Since the English Premier League was created in 1992, 45 clubs have competed but only four have ever won the competition: Blackburn once, Arsenal three times, Chelsea three times, and Manchester United a whopping 12 times. The Scottish Premier League is an even more skewed tale. Two clubs, Celtic and Rangers, have won every title in the competition's history. Or consider La Liga in Spain, where Barcelona and Real Madrid routinely dominate. In the last seven years, only one other team has finished in the top two, when Villarreal came second in 2007-2008.(Villarreal just lost 5-0 to Barcelona)

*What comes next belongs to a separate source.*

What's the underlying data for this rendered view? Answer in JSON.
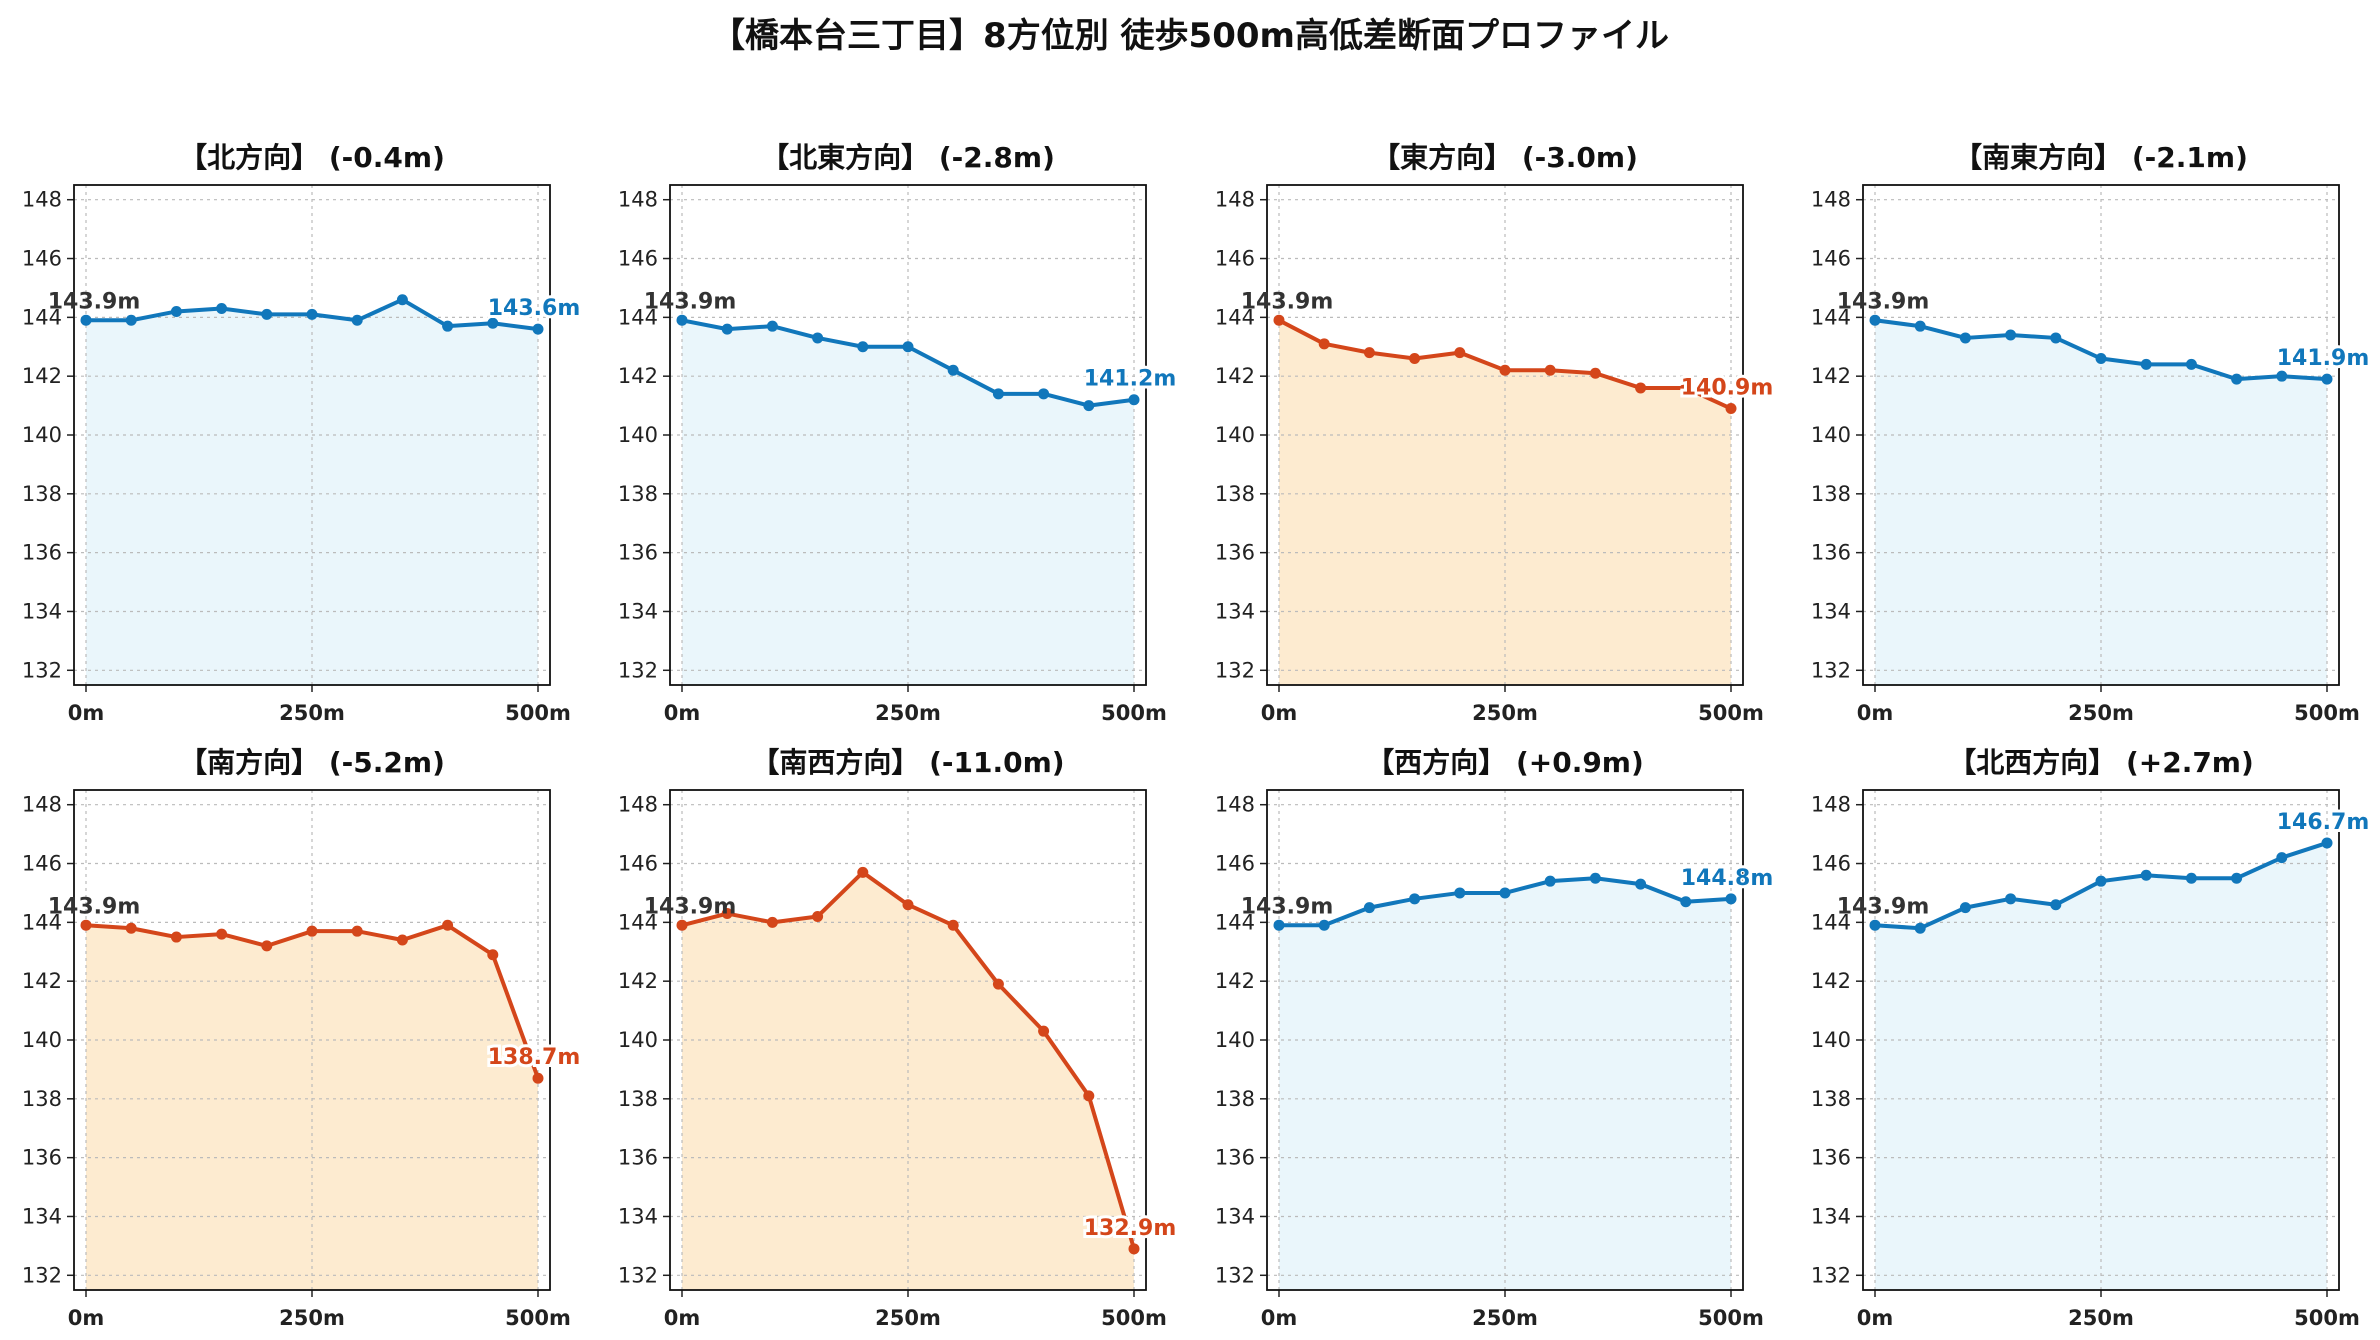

Success breeds success. In Spain, for instance, the 20 clubs in La Liga individually negotiate for television revenues in free market fashion. The predictable result is a feast for Real Madrid and Barcelona, who receive about half of the total revenues, while the other 18 clubs share the scraps from the table. In the 2009-2010 season, Real earned $190 million from television revenues, whereas their rivals Getafe received only a fraction of this amount - nine million Euros. Real's handsome bounty allowed it to buy the superstar Cristiano Ronaldo for a staggering $130 million. Ronaldo's contract has a buyout clause letting him leave Madrid - but only if another club stumps up $1.4 billion, or the GDP of Belize.

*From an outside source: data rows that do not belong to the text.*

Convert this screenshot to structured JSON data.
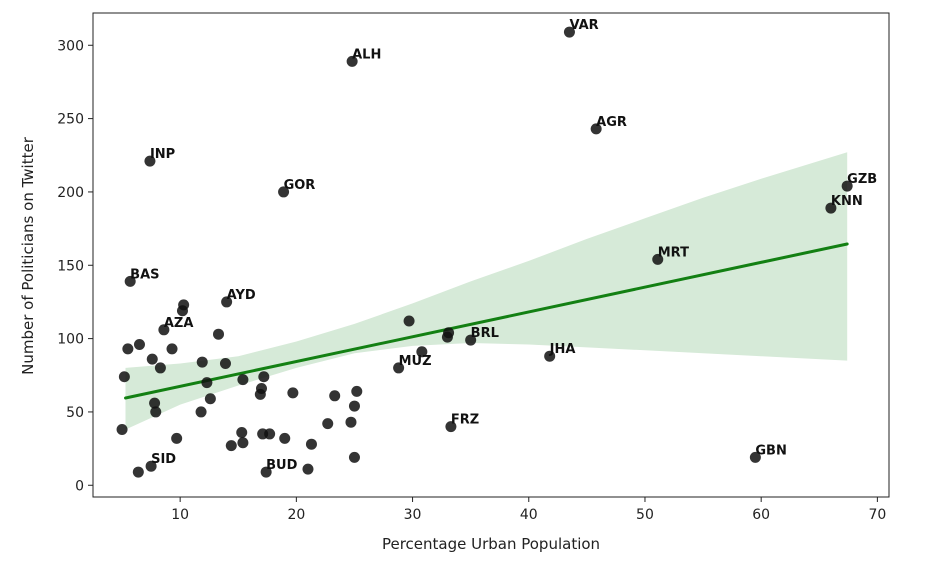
{
  "chart_data": {
    "type": "scatter",
    "title": "",
    "xlabel": "Percentage Urban Population",
    "ylabel": "Number of Politicians on Twitter",
    "xlim": [
      2.5,
      71
    ],
    "ylim": [
      -8,
      322
    ],
    "xticks": [
      10,
      20,
      30,
      40,
      50,
      60,
      70
    ],
    "yticks": [
      0,
      50,
      100,
      150,
      200,
      250,
      300
    ],
    "grid": false,
    "legend": "none",
    "colors": {
      "point": "#111111",
      "regression_line": "#138013",
      "confidence_band": "#d6ead8",
      "axes": "#222222"
    },
    "regression": {
      "x": [
        5.3,
        67.4
      ],
      "y": [
        59.5,
        164.5
      ],
      "band_upper": [
        [
          5.3,
          80
        ],
        [
          10,
          83
        ],
        [
          15,
          88
        ],
        [
          20,
          98
        ],
        [
          25,
          110
        ],
        [
          30,
          124
        ],
        [
          35,
          139
        ],
        [
          40,
          153
        ],
        [
          45,
          168
        ],
        [
          50,
          182
        ],
        [
          55,
          196
        ],
        [
          60,
          209
        ],
        [
          67.4,
          227
        ]
      ],
      "band_lower": [
        [
          5.3,
          38
        ],
        [
          10,
          55
        ],
        [
          15,
          68
        ],
        [
          20,
          80
        ],
        [
          25,
          90
        ],
        [
          30,
          95
        ],
        [
          35,
          97
        ],
        [
          40,
          96
        ],
        [
          45,
          94
        ],
        [
          50,
          92
        ],
        [
          55,
          90
        ],
        [
          60,
          88
        ],
        [
          67.4,
          85
        ]
      ]
    },
    "labeled_points": [
      {
        "label": "VAR",
        "x": 43.5,
        "y": 309
      },
      {
        "label": "ALH",
        "x": 24.8,
        "y": 289
      },
      {
        "label": "AGR",
        "x": 45.8,
        "y": 243
      },
      {
        "label": "INP",
        "x": 7.4,
        "y": 221
      },
      {
        "label": "GOR",
        "x": 18.9,
        "y": 200
      },
      {
        "label": "GZB",
        "x": 67.4,
        "y": 204
      },
      {
        "label": "KNN",
        "x": 66.0,
        "y": 189
      },
      {
        "label": "MRT",
        "x": 51.1,
        "y": 154
      },
      {
        "label": "BAS",
        "x": 5.7,
        "y": 139
      },
      {
        "label": "AYD",
        "x": 14.0,
        "y": 125
      },
      {
        "label": "AZA",
        "x": 8.6,
        "y": 106
      },
      {
        "label": "BRL",
        "x": 35.0,
        "y": 99
      },
      {
        "label": "JHA",
        "x": 41.8,
        "y": 88
      },
      {
        "label": "MUZ",
        "x": 28.8,
        "y": 80
      },
      {
        "label": "FRZ",
        "x": 33.3,
        "y": 40
      },
      {
        "label": "GBN",
        "x": 59.5,
        "y": 19
      },
      {
        "label": "SID",
        "x": 7.5,
        "y": 13
      },
      {
        "label": "BUD",
        "x": 17.4,
        "y": 9
      }
    ],
    "points": [
      {
        "x": 5.2,
        "y": 74
      },
      {
        "x": 5.5,
        "y": 93
      },
      {
        "x": 6.5,
        "y": 96
      },
      {
        "x": 5.0,
        "y": 38
      },
      {
        "x": 6.4,
        "y": 9
      },
      {
        "x": 7.6,
        "y": 86
      },
      {
        "x": 8.3,
        "y": 80
      },
      {
        "x": 7.8,
        "y": 56
      },
      {
        "x": 7.9,
        "y": 50
      },
      {
        "x": 9.3,
        "y": 93
      },
      {
        "x": 9.7,
        "y": 32
      },
      {
        "x": 10.3,
        "y": 123
      },
      {
        "x": 10.2,
        "y": 119
      },
      {
        "x": 11.8,
        "y": 50
      },
      {
        "x": 11.9,
        "y": 84
      },
      {
        "x": 12.3,
        "y": 70
      },
      {
        "x": 12.6,
        "y": 59
      },
      {
        "x": 13.3,
        "y": 103
      },
      {
        "x": 13.9,
        "y": 83
      },
      {
        "x": 14.4,
        "y": 27
      },
      {
        "x": 15.3,
        "y": 36
      },
      {
        "x": 15.4,
        "y": 72
      },
      {
        "x": 15.4,
        "y": 29
      },
      {
        "x": 16.9,
        "y": 62
      },
      {
        "x": 17.0,
        "y": 66
      },
      {
        "x": 17.2,
        "y": 74
      },
      {
        "x": 17.1,
        "y": 35
      },
      {
        "x": 17.7,
        "y": 35
      },
      {
        "x": 19.0,
        "y": 32
      },
      {
        "x": 19.7,
        "y": 63
      },
      {
        "x": 21.0,
        "y": 11
      },
      {
        "x": 21.3,
        "y": 28
      },
      {
        "x": 22.7,
        "y": 42
      },
      {
        "x": 23.3,
        "y": 61
      },
      {
        "x": 24.7,
        "y": 43
      },
      {
        "x": 25.0,
        "y": 54
      },
      {
        "x": 25.2,
        "y": 64
      },
      {
        "x": 25.0,
        "y": 19
      },
      {
        "x": 29.7,
        "y": 112
      },
      {
        "x": 30.8,
        "y": 91
      },
      {
        "x": 33.0,
        "y": 101
      },
      {
        "x": 33.1,
        "y": 104
      }
    ]
  }
}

European football is a cut-throat capitalist world, where success is self-perpetuating. Clubs that win the league gain more revenue, purchase the best players, pay the highest wages, and then win the league again. In the same spirit of capitalism, the system mercilessly punishes failure. European football is based on a hierarchy of leagues with relegation and promotion. The worst performing teams slip down a division with potentially disastrous financial consequences.